At least say it out loud.

The indispensable David Codrea, here, vamps on yet another authoritarian nitwit's dutiful recitation of one of the classic facile sophistries of Ye Oulde Statist Playbook:  the Resistance Is Futile(TM) fiction.  To wit, according to the nitwit:

Assuming the military was part of the tyranny (which it would have to be for tyranny to have any meaning), any rebelling national band of “patriots” would be told something like, “you either lay down your arms or the entire city of Dallas, Texas will disappear. You have one hour. If you continue, the next city to disappear will be Atlanta, Georgia.”

As usual, David does a fine job at pointing out the obvious:  that anyone even dimly aware of human history can see that resistance is absolutely not futile;  that superior force of arms does not always translate into victory;  that tyranny's footsoldiers do not always run to stereotype;  etc.  There is no need to restate any of that.

What sticks out at me is that this "nuclear option" garbage, at least said out loud like this, seems to get trotted out in the early endgame, usually as a petulant reaction to the realization that the bloody peasants might actually mean it when they say no.  "Wait, you're just going to say no?  Well then, nukes!"

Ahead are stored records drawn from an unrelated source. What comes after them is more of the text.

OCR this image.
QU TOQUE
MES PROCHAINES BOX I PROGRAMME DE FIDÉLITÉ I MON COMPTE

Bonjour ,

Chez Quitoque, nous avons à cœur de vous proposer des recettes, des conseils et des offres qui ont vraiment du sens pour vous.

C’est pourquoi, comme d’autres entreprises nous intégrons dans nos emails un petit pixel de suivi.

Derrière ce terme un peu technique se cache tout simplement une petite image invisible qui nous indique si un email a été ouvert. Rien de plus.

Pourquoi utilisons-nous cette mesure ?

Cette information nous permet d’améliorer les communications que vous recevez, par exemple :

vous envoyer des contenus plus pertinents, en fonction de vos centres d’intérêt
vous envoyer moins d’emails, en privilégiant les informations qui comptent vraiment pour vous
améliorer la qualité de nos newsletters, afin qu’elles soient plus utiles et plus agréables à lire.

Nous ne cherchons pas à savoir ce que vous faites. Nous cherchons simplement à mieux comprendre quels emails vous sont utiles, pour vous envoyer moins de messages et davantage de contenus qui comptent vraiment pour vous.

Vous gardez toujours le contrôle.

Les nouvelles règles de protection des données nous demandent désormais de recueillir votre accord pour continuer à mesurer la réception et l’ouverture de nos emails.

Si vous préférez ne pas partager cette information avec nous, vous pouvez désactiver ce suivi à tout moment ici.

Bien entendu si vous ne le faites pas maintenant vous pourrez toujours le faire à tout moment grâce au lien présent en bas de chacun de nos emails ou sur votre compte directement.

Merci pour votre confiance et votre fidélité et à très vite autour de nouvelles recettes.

And that is but one setup to a classic exchange that we need to have so very much more of:

"I just can't believe you'd be willing to die over this."
"Well, not exactly willing.  But that's hardly the point.  The point is that you have made it abundantly clear that you are just fine with having me killed over this."

Well, at least they're saying it out loud, when they trot out "the nuclear option" like this.  The funny part is that I'm not even sure the state, itself, is stupid enough to nuke its own populace, for whatever reason.  Statists, however--QED above--may yet be even worse than the horror they support.





2 comments:

Paul Bonneau said...

It's funny, I read the same thing, and I didn't get out of it that the author WANTS any cities nuked; just that he thought the government would do that. Nor did I see him saying he wants anybody killed over anything. Yes he believes "resistance is futile", and he is a boot licker, and still drinks the government kool-aid, but that's about it.

I've seen the "but, but, but, nukes!" argument brought out before. It's amazing people can be this dumb, but there it is.

Codrea and Vanderboegh are also wrong about nonviolent resistance. Both strategies (violent and nonviolent resistance) belong in our toolbox. They are not mutually exclusive.

Kevin Wilmeth said...

Yeah, I can see how it might be a bit ambiguous as to whether he's actually advocating it himself, or if he's simply calling the military a bunch of idiots. I look at it this way: when the basic idea is that stupid, it hardly matters: you trot it out as a talking point, you own it. :-)

Completely agreed about nonviolent resistance, too. MBV and Codrea, bless 'em both, don't have many blind spots--at least, ones of importance--but I do think that one qualifies.